A 22 ans, Wembanyama est déjà dans la cour des grands

À seulement 22 ans, Victor Wembanyama mène déjà les Spurs en Finales NBA. Une précocité rarissime qui le place aux côtés de LeBron James, Tim Duncan et Magic Johnson dans l'histoire de la ligue.

A 22 ans, Wembanyama est déjà dans la cour des grands

Les Spurs sont en Finales NBA, et ce simple constat suffit à mesurer à quelle vitesse Victor Wembanyama est en train de bousculer la chronologie habituelle des superstars. À 22 ans, le Français ne se contente plus d’être une promesse, un phénomène ou le visage du futur. Il est déjà le meilleur joueur d’une équipe finaliste, avec tout ce que cela implique dans l’histoire de la ligue.

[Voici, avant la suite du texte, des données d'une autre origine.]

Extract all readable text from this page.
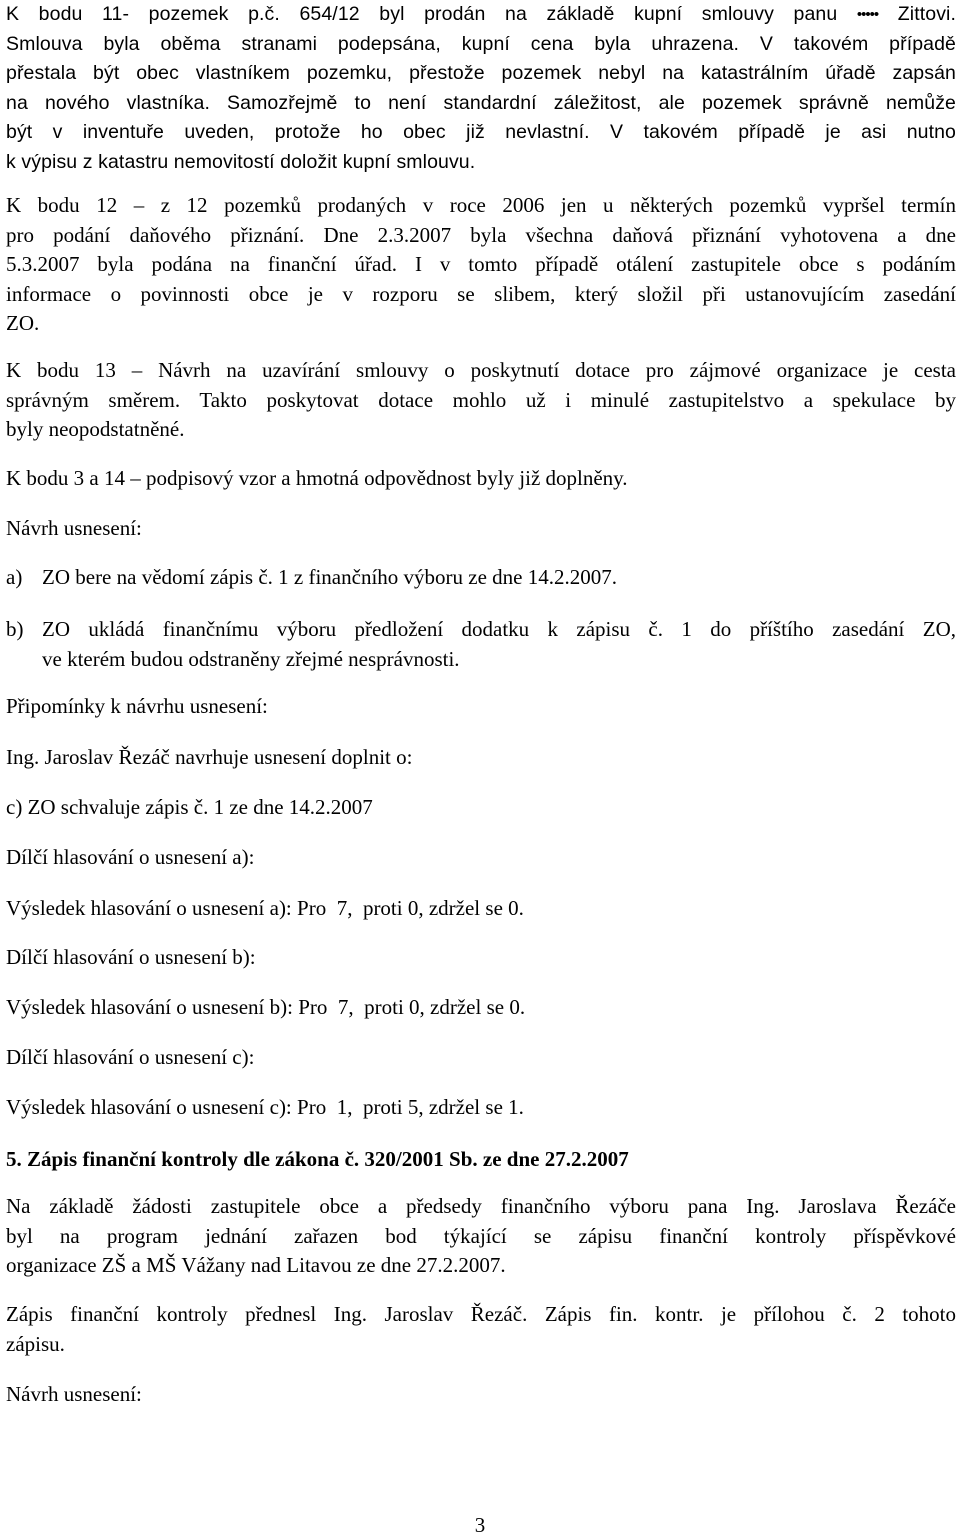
K bodu 11- pozemek p.č. 654/12 byl prodán na základě kupní smlouvy panu ••••• Zittovi.
Smlouva byla oběma stranami podepsána, kupní cena byla uhrazena. V takovém případě
přestala být obec vlastníkem pozemku, přestože pozemek nebyl na katastrálním úřadě zapsán
na nového vlastníka. Samozřejmě to není standardní záležitost, ale pozemek správně nemůže
být v inventuře uveden, protože ho obec již nevlastní. V takovém případě je asi nutno
k výpisu z katastru nemovitostí doložit kupní smlouvu.
K bodu 12 – z 12 pozemků prodaných v roce 2006 jen u některých pozemků vypršel termín
pro podání daňového přiznání. Dne 2.3.2007 byla všechna daňová přiznání vyhotovena a dne
5.3.2007 byla podána na finanční úřad. I v tomto případě otálení zastupitele obce s podáním
informace o povinnosti obce je v rozporu se slibem, který složil při ustanovujícím zasedání
ZO.
K bodu 13 – Návrh na uzavírání smlouvy o poskytnutí dotace pro zájmové organizace je cesta
správným směrem. Takto poskytovat dotace mohlo už i minulé zastupitelstvo a spekulace by
byly neopodstatněné.
K bodu 3 a 14 – podpisový vzor a hmotná odpovědnost byly již doplněny.
Návrh usnesení:
a) ZO bere na vědomí zápis č. 1 z finančního výboru ze dne 14.2.2007.
b) ZO ukládá finančnímu výboru předložení dodatku k zápisu č. 1 do příštího zasedání ZO,
ve kterém budou odstraněny zřejmé nesprávnosti.
Připomínky k návrhu usnesení:
Ing. Jaroslav Řezáč navrhuje usnesení doplnit o:
c) ZO schvaluje zápis č. 1 ze dne 14.2.2007
Dílčí hlasování o usnesení a):
Výsledek hlasování o usnesení a): Pro  7,  proti 0, zdržel se 0.
Dílčí hlasování o usnesení b):
Výsledek hlasování o usnesení b): Pro  7,  proti 0, zdržel se 0.
Dílčí hlasování o usnesení c):
Výsledek hlasování o usnesení c): Pro  1,  proti 5, zdržel se 1.
5. Zápis finanční kontroly dle zákona č. 320/2001 Sb. ze dne 27.2.2007
Na základě žádosti zastupitele obce a předsedy finančního výboru pana Ing. Jaroslava Řezáče
byl na program jednání zařazen bod týkající se zápisu finanční kontroly příspěvkové
organizace ZŠ a MŠ Vážany nad Litavou ze dne 27.2.2007.
Zápis finanční kontroly přednesl Ing. Jaroslav Řezáč. Zápis fin. kontr. je přílohou č. 2 tohoto
zápisu.
Návrh usnesení:
3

San Antonio a arraché son billet au terme d’une finale de conférence épuisante contre Oklahoma City, champion en titre, conclue par un Game 7 remporté sur le parquet du Thunder. Wembanyama n’a pas eu besoin de signer un match à 45 points pour marquer cette soirée. Ses 22 points et 7 rebonds ont compté, bien sûr, mais c’est surtout son empreinte globale, sa présence défensive, sa capacité à structurer tout ce que font les Spurs, qui donnent à cette qualification une dimension particulière.

Depuis le début de ces playoffs, Wembanyama tourne à 23,2 points, 10,8 rebonds, 2,7 passes et 3,5 contres de moyenne. À 22 ans. Sur une campagne qui l’a déjà vu signer plusieurs performances hors normes, dont un match à 41 points et 24 rebonds face au Thunder et un triple-double aux contres contre Minnesota avec 12 blocks, un record des playoffs à l’ère moderne.

Le plus impressionnant n’est même pas la ligne statistique. C’est le contexte dans lequel elle est produite. Chaque adversaire a construit son plan de jeu autour de lui. Chaque série a tourné autour de sa capacité à imposer sa loi près du cercle ou à attirer les prises à deux. Peu de joueurs de son âge ont déjà porté une telle responsabilité dans une équipe capable d’atteindre les Finales NBA.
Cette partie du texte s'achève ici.